おきて破り!? 大河ドラマはなぜ明智光秀を選んだか 本郷和人・東大教授が読み解く人選の理由

本能寺の変の扱いは?

 本郷教授は、「細かい点で言うと、『武功夜話』(戦後に発見され、織田信長や明智光秀らについて多くの逸話を含むが、偽書説も強い史料)の扱いをどうするのかとか、濃姫(斎藤道三の娘で織田信長正室)をどう描くのか、とかもありますね」と、時代考証についての注意点も指摘する。特に物語のクライマックスと想定される本能寺の変は、光秀の動機をめぐり今でも議論が分かれるテーマでもある。

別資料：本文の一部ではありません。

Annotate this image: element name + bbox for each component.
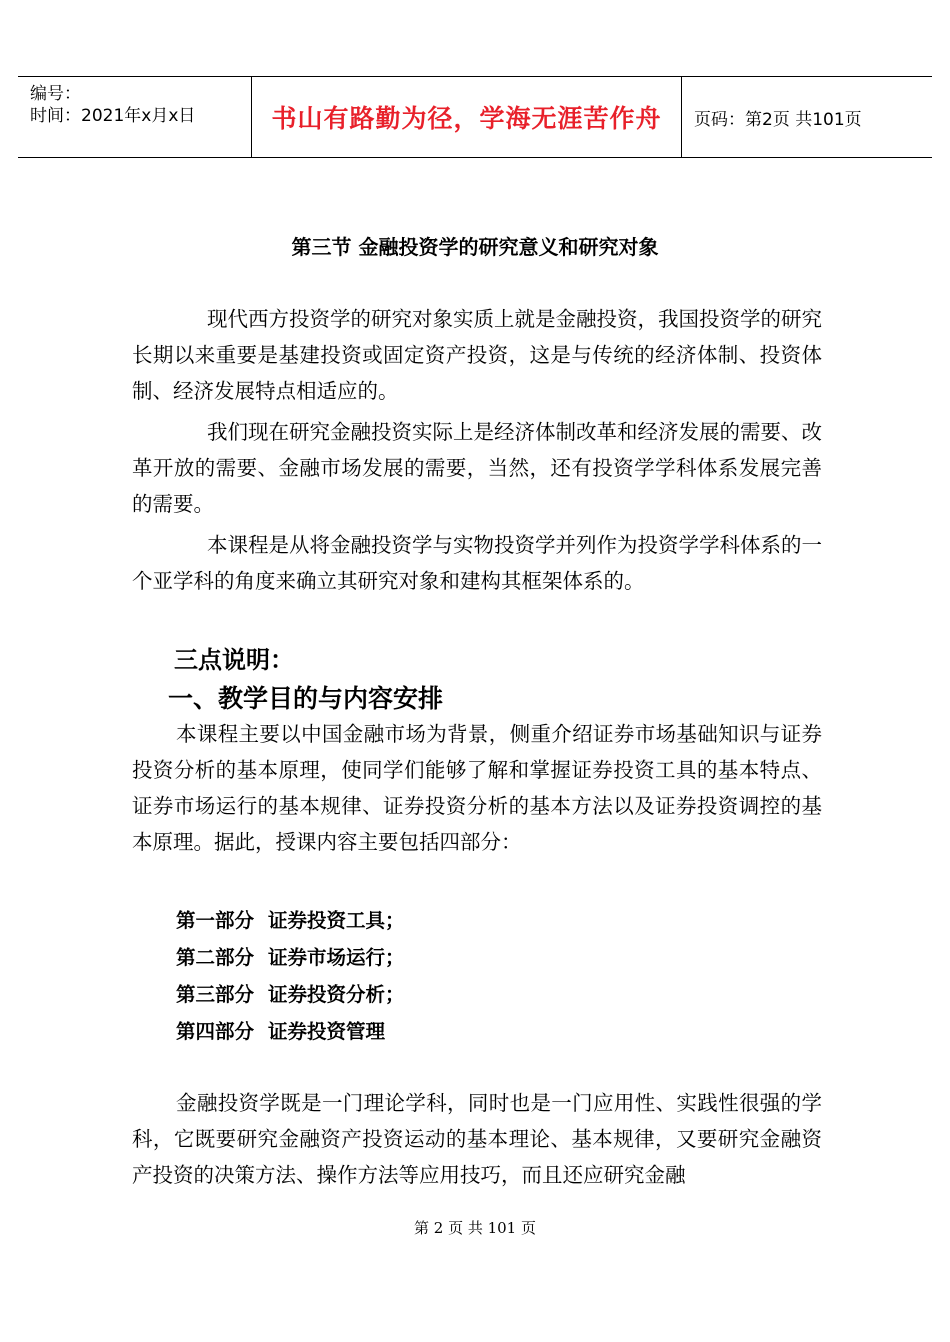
list-item: 第三部分 证券投资分析； <box>176 983 405 1006</box>
paragraph-1: 现代西方投资学的研究对象实质上就是金融投资，我国投资学的研究长期以来重要是基建投资或固定资产投资，这是与传统的经济体制、投资体制、经济发展特点相适应的。 <box>132 307 822 403</box>
closing-paragraph: 金融投资学既是一门理论学科，同时也是一门应用性、实践性很强的学科，它既要研究金融资产投资运动的基本理论、基本规律，又要研究金融资产投资的决策方法、操作方法等应用技巧，而且还应研究金融 <box>132 1091 822 1187</box>
paragraph-3: 本课程是从将金融投资学与实物投资学并列作为投资学学科体系的一个亚学科的角度来确立其研究对象和建构其框架体系的。 <box>132 533 822 593</box>
header-page-label: 页码：第2页 共101页 <box>694 109 862 130</box>
header-motto-cell <box>252 77 682 157</box>
header-page-cell <box>682 77 932 157</box>
section-title: 第三节 金融投资学的研究意义和研究对象 <box>291 235 659 259</box>
paragraph-2: 我们现在研究金融投资实际上是经济体制改革和经济发展的需要、改革开放的需要、金融市场发展的需要，当然，还有投资学学科体系发展完善的需要。 <box>132 420 822 516</box>
list-item: 第二部分 证券市场运行； <box>176 946 405 969</box>
intro-paragraph: 本课程主要以中国金融市场为背景，侧重介绍证券市场基础知识与证券投资分析的基本原理，使同学们能够了解和掌握证券投资工具的基本特点、证券市场运行的基本规律、证券投资分析的基本方法以及证券投资调控的基本原理。据此，授课内容主要包括四部分： <box>132 722 822 854</box>
page-footer: 第 2 页 共 101 页 <box>413 1219 536 1237</box>
list-item: 第一部分 证券投资工具； <box>176 909 405 932</box>
header-meta-cell <box>18 77 252 157</box>
header-motto: 书山有路勤为径，学海无涯苦作舟 <box>271 104 662 133</box>
parts-list <box>176 902 405 1050</box>
document-time-label: 时间：2021年x月x日 <box>30 106 196 126</box>
three-points-heading: 三点说明： <box>174 646 294 674</box>
header-table <box>18 76 932 158</box>
document-number-label: 编号： <box>30 84 81 104</box>
list-item: 第四部分 证券投资管理 <box>176 1020 386 1043</box>
subheading-teaching-purpose: 一、教学目的与内容安排 <box>168 684 444 713</box>
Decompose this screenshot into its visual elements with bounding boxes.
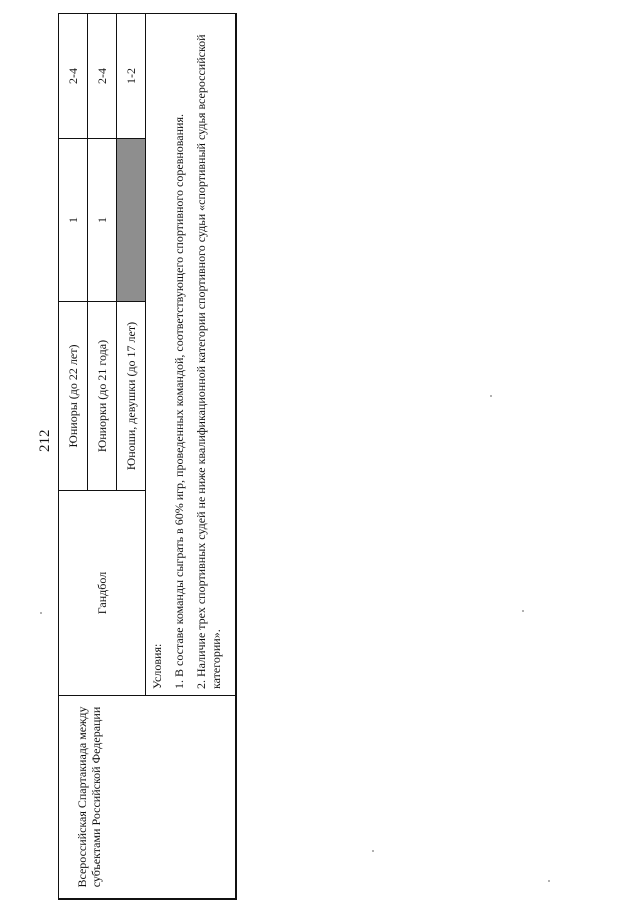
rank-range-cell: 1-2 xyxy=(117,14,146,139)
condition-item: 2. Наличие трех спортивных судей не ниже квалификационной категории спортивного судьи «спортивный судья всероссийской категории». xyxy=(194,34,223,689)
position-cell: 1 xyxy=(59,139,88,302)
age-group-cell: Юноши, девушки (до 17 лет) xyxy=(117,302,146,491)
conditions-title: Условия: xyxy=(150,643,164,689)
position-cell: 1 xyxy=(88,139,117,302)
event-name-cell: Всероссийская Спартакиада между субъектами Российской Федерации xyxy=(59,696,237,900)
rank-range-cell: 2-4 xyxy=(59,14,88,139)
rank-range-cell: 2-4 xyxy=(88,14,117,139)
scan-speck xyxy=(372,850,374,852)
qualification-table xyxy=(58,34,223,900)
scan-speck xyxy=(40,612,42,614)
table-row xyxy=(59,14,88,900)
scan-speck xyxy=(522,610,524,612)
scan-speck xyxy=(548,880,550,882)
sport-name-cell: Гандбол xyxy=(59,491,146,696)
table-grid xyxy=(58,13,237,900)
page-number: 212 xyxy=(37,429,53,452)
age-group-cell: Юниорки (до 21 года) xyxy=(88,302,117,491)
greyed-out-cell xyxy=(117,139,146,302)
age-group-cell: Юниоры (до 22 лет) xyxy=(59,302,88,491)
conditions-cell xyxy=(146,14,237,696)
condition-item: 1. В составе команды сыграть в 60% игр, проведенных командой, соответствующего спортивного соревнования. xyxy=(172,114,186,689)
scan-speck xyxy=(490,395,492,397)
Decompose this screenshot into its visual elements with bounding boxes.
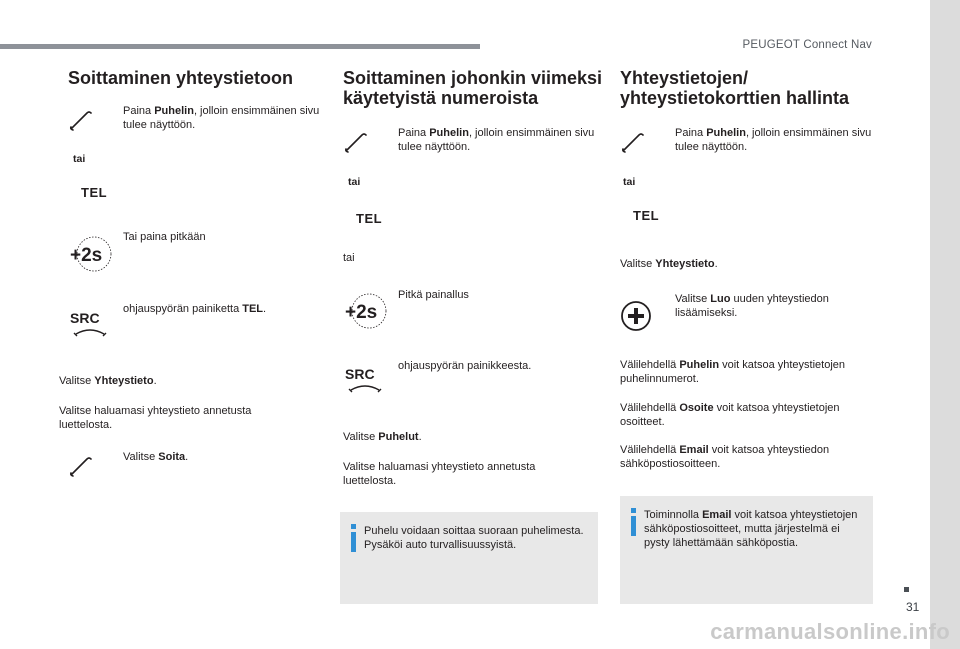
choose-contact-text: Valitse haluamasi yhteystieto annetusta luettelosta.: [343, 461, 536, 487]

 「本能寺の変にどうストーリーを持っていくのか。まあいくらなんでも、信長の非道を止めようとした、というのはないのでは。だって、比叡山を焼き打ちしたときに一番手柄を挙げたのは光秀で、それで後の坂本城一帯をもらったんですから。怨恨(えんこん)説とか四国出兵説とかいろいろありますけど、ぼく説は単純に、信長の家臣でいることに疲れちゃったんだろうな、と(笑)。背後の陰謀だとか、そんな難しいことは考えない説、です(笑)」(文化部 磨井慎吾)

 本郷和人(ほんごう・かずと) 東大史料編纂所教授。昭和35年、東京都生まれ。東大文学部卒業。博士(文学)。専門は日本中世史。近著に「日本史のツボ」(文春新書)、「壬申の乱と関ヶ原の戦い」(平凡社新書)など。連載「本郷和人の日本史ナナメ読み」は産経新聞朝刊で毎月第1、第2木曜日掲載。

 麒麟がくる 平成32(2020)年1月から放送予定。脚本は池端俊策さん。